Posted on March 30, 2010 at 8:00 am

Part of the charm of “An Education,” a bittersweet coming of age story based on a brief memoir by Lynn Barber, is how much we know what its main character does not. Jenny (an incandescent Carey Mulligan) is a teenager in 1961 London, over-protected by her overly-cautious and conventional parents and eager to be independent and to have adventures. She is used to being the smartest one in the class and so even more than most teenagers, she is convinced that she understands many important things her parents cannot possibly comprehend. She is eager to grow up, to seem sophisticated, to be sophisticated. She is innocent, filled with potential, willing to be taught — and she has no idea how powerfully attractive those qualities are to a predatory older man.

But we know that, and when David (Peter Sarsgaard) rescues Jenny and her cello from a rainstorm by giving her a ride home, we know she will confuse urbanity with wisdom, that she will think that because he lies on her behalf he will not lie to her. But the most important thing we know is that like Jenny, London is also on the brink of enormous changes. We know that a world of opportunities she could never imagine will open up to her. Unlike Jenny, we know she is going to be fine. After all, we know she went on to tell her story, in itself a triumph over whatever went wrong and whatever she lost.

Danish director Lone Scherfig perfectly captures London just as it is about to move from the drab, stiff-upper-lip, world of post-WWII deprivation to the brash and explosive era of mods and rockers, Carnaby Street and the Beatles, Twiggy, “The Avengers,” and Joe Orton. Part of what makes David so exciting is that Jenny believes that the only options available to her are teacher and housewife and the only examples of both she has seen appear dull and unrewarding. David gives her a glimpse of a life that is never dull. It is always shopping and parties and travel, pretty clothes and lovely restaurants. If in order to have all of that she must lie to her parents and defy her teachers, that makes it all the more exciting. It binds her to him even more, creating a set of rules that is just for them.

That is how it seems, anyway. The education referred to in the movie title tells us that she will learn some difficult lessons. But its conclusion reminds Jenny and us that it is only the end of her beginning. She thought meeting David was the beginning of her future; she learns that the real beginning only came afterward.

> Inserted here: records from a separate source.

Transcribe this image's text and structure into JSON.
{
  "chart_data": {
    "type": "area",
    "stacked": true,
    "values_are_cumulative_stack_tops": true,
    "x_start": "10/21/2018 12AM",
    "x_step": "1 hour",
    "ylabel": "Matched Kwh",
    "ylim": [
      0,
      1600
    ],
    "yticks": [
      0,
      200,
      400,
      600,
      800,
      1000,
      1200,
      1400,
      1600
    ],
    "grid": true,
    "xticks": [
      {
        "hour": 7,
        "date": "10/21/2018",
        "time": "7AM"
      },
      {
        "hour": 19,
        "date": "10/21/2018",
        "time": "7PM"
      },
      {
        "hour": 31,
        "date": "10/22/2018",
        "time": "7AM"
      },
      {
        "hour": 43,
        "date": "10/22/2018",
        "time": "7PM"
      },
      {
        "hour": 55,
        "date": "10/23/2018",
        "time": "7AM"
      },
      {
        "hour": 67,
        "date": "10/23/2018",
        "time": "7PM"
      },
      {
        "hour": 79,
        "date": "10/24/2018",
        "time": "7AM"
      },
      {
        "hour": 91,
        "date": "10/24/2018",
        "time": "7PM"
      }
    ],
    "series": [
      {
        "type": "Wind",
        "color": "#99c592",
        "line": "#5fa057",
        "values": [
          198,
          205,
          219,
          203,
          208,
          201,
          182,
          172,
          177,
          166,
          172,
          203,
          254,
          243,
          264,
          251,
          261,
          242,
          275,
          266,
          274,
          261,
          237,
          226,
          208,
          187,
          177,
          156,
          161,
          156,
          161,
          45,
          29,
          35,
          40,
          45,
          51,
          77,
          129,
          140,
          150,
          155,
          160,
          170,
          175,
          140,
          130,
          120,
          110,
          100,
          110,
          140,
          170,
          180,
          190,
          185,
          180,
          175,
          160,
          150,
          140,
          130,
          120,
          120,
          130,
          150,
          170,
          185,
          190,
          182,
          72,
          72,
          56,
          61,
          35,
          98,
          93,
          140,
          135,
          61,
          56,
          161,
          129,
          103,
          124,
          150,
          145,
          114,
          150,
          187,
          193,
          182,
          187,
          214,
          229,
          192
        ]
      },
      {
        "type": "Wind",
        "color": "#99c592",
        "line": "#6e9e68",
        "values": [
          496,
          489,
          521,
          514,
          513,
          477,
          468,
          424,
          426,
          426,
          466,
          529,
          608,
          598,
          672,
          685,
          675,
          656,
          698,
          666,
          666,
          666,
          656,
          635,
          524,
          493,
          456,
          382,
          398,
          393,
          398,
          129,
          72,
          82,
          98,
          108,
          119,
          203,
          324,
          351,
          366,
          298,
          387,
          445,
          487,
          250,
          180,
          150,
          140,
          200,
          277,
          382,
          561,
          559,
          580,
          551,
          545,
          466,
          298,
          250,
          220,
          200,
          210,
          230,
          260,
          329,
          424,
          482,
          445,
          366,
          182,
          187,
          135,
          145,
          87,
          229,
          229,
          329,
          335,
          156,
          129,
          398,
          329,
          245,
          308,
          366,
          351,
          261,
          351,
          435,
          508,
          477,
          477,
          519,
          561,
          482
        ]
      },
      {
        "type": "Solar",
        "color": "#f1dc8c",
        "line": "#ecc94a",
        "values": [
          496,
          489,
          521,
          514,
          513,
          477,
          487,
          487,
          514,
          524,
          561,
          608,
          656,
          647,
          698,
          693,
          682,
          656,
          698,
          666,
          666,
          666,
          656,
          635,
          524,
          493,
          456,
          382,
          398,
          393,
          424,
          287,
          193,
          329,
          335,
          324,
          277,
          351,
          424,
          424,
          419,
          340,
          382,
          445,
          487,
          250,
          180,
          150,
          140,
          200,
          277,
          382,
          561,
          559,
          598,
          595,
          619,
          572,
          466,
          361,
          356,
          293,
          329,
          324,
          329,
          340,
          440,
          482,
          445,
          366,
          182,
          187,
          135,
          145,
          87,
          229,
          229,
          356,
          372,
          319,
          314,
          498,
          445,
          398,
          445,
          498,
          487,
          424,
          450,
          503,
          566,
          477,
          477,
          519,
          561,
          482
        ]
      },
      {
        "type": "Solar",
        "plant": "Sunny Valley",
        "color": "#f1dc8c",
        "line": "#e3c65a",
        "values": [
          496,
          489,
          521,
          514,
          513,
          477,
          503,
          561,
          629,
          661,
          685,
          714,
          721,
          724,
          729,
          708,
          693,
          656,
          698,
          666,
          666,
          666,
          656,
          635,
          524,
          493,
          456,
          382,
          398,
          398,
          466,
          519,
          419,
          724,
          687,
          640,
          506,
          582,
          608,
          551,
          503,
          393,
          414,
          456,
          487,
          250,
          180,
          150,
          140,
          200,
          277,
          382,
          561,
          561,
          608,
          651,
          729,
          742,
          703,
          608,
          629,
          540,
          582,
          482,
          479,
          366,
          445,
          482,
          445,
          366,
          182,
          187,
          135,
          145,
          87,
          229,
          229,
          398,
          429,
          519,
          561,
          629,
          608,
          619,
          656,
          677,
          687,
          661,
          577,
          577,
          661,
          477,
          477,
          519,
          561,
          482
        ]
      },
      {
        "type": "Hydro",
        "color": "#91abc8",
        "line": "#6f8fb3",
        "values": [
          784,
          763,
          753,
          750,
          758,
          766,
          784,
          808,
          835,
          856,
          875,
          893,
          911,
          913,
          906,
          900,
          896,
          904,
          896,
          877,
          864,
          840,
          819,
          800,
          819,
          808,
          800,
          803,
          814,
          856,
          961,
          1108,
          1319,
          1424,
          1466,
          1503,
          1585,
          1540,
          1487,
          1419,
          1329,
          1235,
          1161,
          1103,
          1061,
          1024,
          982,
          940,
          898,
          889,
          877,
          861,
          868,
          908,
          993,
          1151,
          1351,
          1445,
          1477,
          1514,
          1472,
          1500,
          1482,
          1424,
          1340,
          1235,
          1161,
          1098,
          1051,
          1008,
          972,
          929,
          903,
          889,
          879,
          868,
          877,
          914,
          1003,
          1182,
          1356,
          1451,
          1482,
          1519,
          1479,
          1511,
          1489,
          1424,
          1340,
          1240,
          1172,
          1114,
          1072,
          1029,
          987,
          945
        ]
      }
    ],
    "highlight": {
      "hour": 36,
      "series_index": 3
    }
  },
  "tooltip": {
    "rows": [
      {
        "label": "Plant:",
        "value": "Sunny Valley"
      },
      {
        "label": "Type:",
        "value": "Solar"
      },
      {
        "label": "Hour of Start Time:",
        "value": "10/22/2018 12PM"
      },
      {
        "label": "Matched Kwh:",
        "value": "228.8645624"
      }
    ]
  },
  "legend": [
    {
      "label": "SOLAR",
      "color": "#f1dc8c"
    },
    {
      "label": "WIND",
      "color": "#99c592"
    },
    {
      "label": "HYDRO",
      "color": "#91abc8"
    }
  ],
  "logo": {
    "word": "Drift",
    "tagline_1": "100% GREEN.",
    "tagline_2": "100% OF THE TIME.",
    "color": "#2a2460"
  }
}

The screenplay by Nick Hornby (“High Fidelity,” “About a Boy”) is sympathetic but insightful, skillful in sketching in each of the characters. Sarsgaard also makes David more than a predator. Jenny is not just smarter than he is; she is stronger, too. As Jenny goes from school girl to dressed-up doll to the beginning of adulthood, from the make-it-do, wear-it-out modesty of her home to Paris hot spots, Production designer Andrew McAlpine and costume designer Odile Dicks-Mireaux show exquisite sensitivity in giving Jenny a look that tells the story. Every performance is a gem: Alfred Molina, proud but fearful as Jenny’s father, Emma Thompson, starchy as the headmistress, and Olivia Williams, a teacher who wants more for Jenny than she wants for herself (it must have been quite a challenge for hair and make-up to turn Williams into such a dowdy character). Rosamund Pike is utterly charming as a dim but kind-hearted party girl. And Carey Mulligan, in a star-making turn, makes this into one of the best films of the year.